We hope people are moved, inspired, and angry. All the feels.

Amanda McBaine and Jesse Moss attend the January 18 premiere of “Girls State” at the Eccles Theatre in Park City, Utah. (Photo by George Pimentel/Shutterstock for Sundance Film Festival)

Your favorite part of making the film? Memories from the process?

Production was a monumental undertaking. We were amid 500 teenage girls and 700 teenage boys, as both Girls State and Boys State programs were held simultaneously on the same campus. We have a talented production team, but the action is fast, furious, and sometimes overwhelming. These girls never slowed down, and neither did we. We loved the intensity of the experience, of life unfolding in front of our eyes, and watching the way the weeklong journey became a crucible for our subjects, forging transformation in just a brief period of time. We watched these young women grow up in front of us. It was also meaningful that Zoe, our seventeen-year-old daughter, worked on the production. She got to work with her parents on set for the first time.

What was a big challenge you faced while making this film?

The challenge of the film was casting. We spent weeks crisscrossing the state of Missouri (which is vast), meeting girls in their homes and getting to know them. Identifying girls who were open to sharing their experience with us (a big ask) and had the requisite confidence, political ambition, and openness to make the most of the experience took patience. Finding our subjects, who all did remarkably well, was ultimately a combination of shoe-leather work, intuition, and luck, all factors in any cinema vérité film.

Tell us why and how you got into filmmaking.

Both of us discovered documentary filmmaking at the same time, in the early 1990s, and then we discovered each other, working in separate documentary production companies in New York City. We made our first film together, Speedo (2003), using Amanda’s MiniDV camera. It was a creative partnership born from a passion to make our own work, inspired by films like Harlan County, USA and Brother’s Keeper. Filmmaking is infinitely challenging and inspiring, a collaborative art form that is artistic and political and spiritually meaningful.

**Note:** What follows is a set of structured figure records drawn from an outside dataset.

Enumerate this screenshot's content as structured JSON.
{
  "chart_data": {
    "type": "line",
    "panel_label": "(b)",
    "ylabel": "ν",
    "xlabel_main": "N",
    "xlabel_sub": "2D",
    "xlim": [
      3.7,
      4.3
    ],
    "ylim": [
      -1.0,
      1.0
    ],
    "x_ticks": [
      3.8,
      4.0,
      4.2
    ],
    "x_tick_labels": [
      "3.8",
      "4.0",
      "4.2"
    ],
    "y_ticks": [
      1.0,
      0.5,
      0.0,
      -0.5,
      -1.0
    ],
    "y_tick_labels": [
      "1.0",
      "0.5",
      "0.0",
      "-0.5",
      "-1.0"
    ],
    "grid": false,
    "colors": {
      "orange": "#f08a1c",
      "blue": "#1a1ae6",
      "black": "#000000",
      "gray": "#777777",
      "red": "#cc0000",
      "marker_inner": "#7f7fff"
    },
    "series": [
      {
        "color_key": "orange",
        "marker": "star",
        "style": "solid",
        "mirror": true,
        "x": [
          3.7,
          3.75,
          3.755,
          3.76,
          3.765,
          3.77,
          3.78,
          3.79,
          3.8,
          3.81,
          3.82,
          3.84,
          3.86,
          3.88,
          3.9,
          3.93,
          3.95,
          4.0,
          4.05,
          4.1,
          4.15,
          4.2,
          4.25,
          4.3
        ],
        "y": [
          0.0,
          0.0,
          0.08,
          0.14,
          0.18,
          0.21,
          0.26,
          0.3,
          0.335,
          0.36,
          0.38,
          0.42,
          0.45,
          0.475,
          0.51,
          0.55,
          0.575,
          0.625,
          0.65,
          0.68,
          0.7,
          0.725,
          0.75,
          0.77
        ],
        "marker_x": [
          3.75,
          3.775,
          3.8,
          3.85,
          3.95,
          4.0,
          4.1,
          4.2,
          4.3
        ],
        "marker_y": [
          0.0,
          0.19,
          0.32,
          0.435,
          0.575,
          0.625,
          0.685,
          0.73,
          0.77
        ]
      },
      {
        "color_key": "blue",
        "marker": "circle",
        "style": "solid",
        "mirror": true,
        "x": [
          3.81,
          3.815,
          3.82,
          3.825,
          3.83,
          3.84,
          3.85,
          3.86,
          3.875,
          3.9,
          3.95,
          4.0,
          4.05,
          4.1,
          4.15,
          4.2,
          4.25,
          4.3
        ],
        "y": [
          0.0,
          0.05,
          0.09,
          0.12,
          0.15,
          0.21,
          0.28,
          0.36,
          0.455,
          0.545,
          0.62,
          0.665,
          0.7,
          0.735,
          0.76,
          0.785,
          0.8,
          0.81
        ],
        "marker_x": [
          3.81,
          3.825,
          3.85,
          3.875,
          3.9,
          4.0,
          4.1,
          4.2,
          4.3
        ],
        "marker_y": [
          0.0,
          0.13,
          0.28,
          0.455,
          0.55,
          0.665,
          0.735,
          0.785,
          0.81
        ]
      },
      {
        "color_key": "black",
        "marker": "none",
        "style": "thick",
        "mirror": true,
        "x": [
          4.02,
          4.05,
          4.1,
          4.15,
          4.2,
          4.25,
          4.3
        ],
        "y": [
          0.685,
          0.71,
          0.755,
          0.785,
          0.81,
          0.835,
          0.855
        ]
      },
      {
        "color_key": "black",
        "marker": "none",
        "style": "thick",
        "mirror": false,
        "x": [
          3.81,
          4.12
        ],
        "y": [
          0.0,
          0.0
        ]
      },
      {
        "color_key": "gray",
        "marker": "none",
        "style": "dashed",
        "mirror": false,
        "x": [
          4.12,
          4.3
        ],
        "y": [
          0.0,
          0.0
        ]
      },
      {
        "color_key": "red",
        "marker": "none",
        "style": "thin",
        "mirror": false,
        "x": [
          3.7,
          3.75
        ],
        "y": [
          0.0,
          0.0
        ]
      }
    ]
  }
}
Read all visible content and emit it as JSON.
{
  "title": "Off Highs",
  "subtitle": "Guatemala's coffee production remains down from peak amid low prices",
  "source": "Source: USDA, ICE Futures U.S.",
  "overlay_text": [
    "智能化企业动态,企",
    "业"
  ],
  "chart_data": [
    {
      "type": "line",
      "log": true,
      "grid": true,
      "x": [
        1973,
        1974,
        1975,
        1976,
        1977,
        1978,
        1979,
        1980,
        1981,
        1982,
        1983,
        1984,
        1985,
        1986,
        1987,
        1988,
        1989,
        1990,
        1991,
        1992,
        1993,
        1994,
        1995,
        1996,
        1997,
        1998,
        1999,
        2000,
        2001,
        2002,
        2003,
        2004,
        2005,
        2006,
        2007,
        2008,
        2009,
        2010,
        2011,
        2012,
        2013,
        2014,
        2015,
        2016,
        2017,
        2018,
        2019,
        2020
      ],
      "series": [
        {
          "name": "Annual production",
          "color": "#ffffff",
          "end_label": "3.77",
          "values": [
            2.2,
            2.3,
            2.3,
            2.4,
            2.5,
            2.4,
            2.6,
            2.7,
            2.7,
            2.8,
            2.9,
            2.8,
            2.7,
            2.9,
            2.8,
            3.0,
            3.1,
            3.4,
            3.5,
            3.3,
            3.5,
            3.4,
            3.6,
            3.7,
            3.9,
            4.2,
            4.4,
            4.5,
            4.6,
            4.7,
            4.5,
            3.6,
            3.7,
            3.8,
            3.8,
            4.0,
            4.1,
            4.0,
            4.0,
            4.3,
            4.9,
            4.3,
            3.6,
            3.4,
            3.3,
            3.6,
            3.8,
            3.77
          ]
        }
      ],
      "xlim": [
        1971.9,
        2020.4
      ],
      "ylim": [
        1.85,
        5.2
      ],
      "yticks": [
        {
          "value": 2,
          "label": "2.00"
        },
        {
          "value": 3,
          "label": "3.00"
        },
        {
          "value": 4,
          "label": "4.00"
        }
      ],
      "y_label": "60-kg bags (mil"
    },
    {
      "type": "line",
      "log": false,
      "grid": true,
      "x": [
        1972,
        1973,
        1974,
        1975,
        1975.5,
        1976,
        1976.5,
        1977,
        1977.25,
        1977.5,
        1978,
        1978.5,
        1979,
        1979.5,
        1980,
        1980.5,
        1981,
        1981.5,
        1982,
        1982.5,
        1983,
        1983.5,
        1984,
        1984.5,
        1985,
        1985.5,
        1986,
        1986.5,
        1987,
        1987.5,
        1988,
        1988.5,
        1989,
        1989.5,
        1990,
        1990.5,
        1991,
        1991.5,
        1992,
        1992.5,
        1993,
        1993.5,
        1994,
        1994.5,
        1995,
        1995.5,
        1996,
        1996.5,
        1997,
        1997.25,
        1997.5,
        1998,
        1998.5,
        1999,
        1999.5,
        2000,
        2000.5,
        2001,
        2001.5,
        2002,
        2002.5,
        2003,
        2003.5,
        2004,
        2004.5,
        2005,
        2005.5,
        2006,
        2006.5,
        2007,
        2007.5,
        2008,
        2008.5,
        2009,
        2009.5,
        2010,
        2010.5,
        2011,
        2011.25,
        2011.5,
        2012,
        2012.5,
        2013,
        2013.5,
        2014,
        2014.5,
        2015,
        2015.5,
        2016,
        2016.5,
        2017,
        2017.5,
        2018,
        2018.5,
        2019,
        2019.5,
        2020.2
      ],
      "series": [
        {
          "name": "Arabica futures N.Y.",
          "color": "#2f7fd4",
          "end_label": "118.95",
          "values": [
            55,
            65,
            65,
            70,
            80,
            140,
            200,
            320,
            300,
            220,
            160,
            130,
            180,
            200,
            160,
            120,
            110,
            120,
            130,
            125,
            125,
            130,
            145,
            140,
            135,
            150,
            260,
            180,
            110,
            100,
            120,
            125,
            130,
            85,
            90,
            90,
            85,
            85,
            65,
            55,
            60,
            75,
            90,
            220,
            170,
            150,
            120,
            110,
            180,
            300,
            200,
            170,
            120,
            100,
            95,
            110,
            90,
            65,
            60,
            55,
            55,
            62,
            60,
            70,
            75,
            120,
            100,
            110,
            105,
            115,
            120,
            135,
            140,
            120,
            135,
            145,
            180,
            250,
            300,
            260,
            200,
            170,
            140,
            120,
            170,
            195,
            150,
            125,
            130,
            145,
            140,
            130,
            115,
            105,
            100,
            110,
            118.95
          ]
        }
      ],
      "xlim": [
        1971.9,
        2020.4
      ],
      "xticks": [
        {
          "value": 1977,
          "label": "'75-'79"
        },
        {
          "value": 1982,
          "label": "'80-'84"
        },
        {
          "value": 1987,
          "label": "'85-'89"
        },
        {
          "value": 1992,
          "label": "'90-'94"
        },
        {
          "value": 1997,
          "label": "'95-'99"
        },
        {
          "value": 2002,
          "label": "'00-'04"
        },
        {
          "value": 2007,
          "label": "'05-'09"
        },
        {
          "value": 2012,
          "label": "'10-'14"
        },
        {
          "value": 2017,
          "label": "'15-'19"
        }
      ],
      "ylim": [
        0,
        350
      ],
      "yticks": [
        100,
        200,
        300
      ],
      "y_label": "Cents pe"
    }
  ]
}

Why is filmmaking important to you? Why is it important to the world?

Filmmaking is storytelling, an ancient practice made new. It’s how we communicate with each other about the world and make sense of the big questions.

What is something that all filmmakers should keep in mind in order to become better cinematic storytellers?

Shoot your own films when you’re starting out. Learn to look at life and people through the viewfinder, and learn to trust your instincts. Learn when to pick the camera up and when to put it down. Watch movies, lots of movies. And study visual art and photography.

Films are lasting artistic legacies; what do you want yours to say?

We hope Girls State is a moving, inspiring, and provocative portrait of young women in America today who are finding their voice, challenging the limits that society places on them, and forging a new politics that moves beyond the polarization and partisanship that plague our country. We hope the film introduces a handful of powerful new voices to the conversation.

What three things do you always have in your refrigerator?

Skippy peanut butter, oat milk, and a bottle of Champagne (for some reason, we never drink it) in anticipation of a celebratory event that awaits after all the hard work.

Tell us about your history with Sundance Institute. When was the first time you engaged with us? Why did you want your film to premiere with us?

We premiered The Overnighters at the Sundance Film Festival in 2014, after receiving a Documentary Film Program Grant and participating in the Producers Lab. Jesse returned to advise the Edit and Music labs from 2015–2016. In 2020 we premiered Boys State at Sundance. It’s hard to overstate the impact that the Festival and the labs have had on our artistic careers. And our Festival premieres have been out-of-this-world magical. There is no better festival and film community to debut a film than Sundance, the intensity and electricity and concentrated celebration of independent filmmaking is nourishment to the heart and the mind.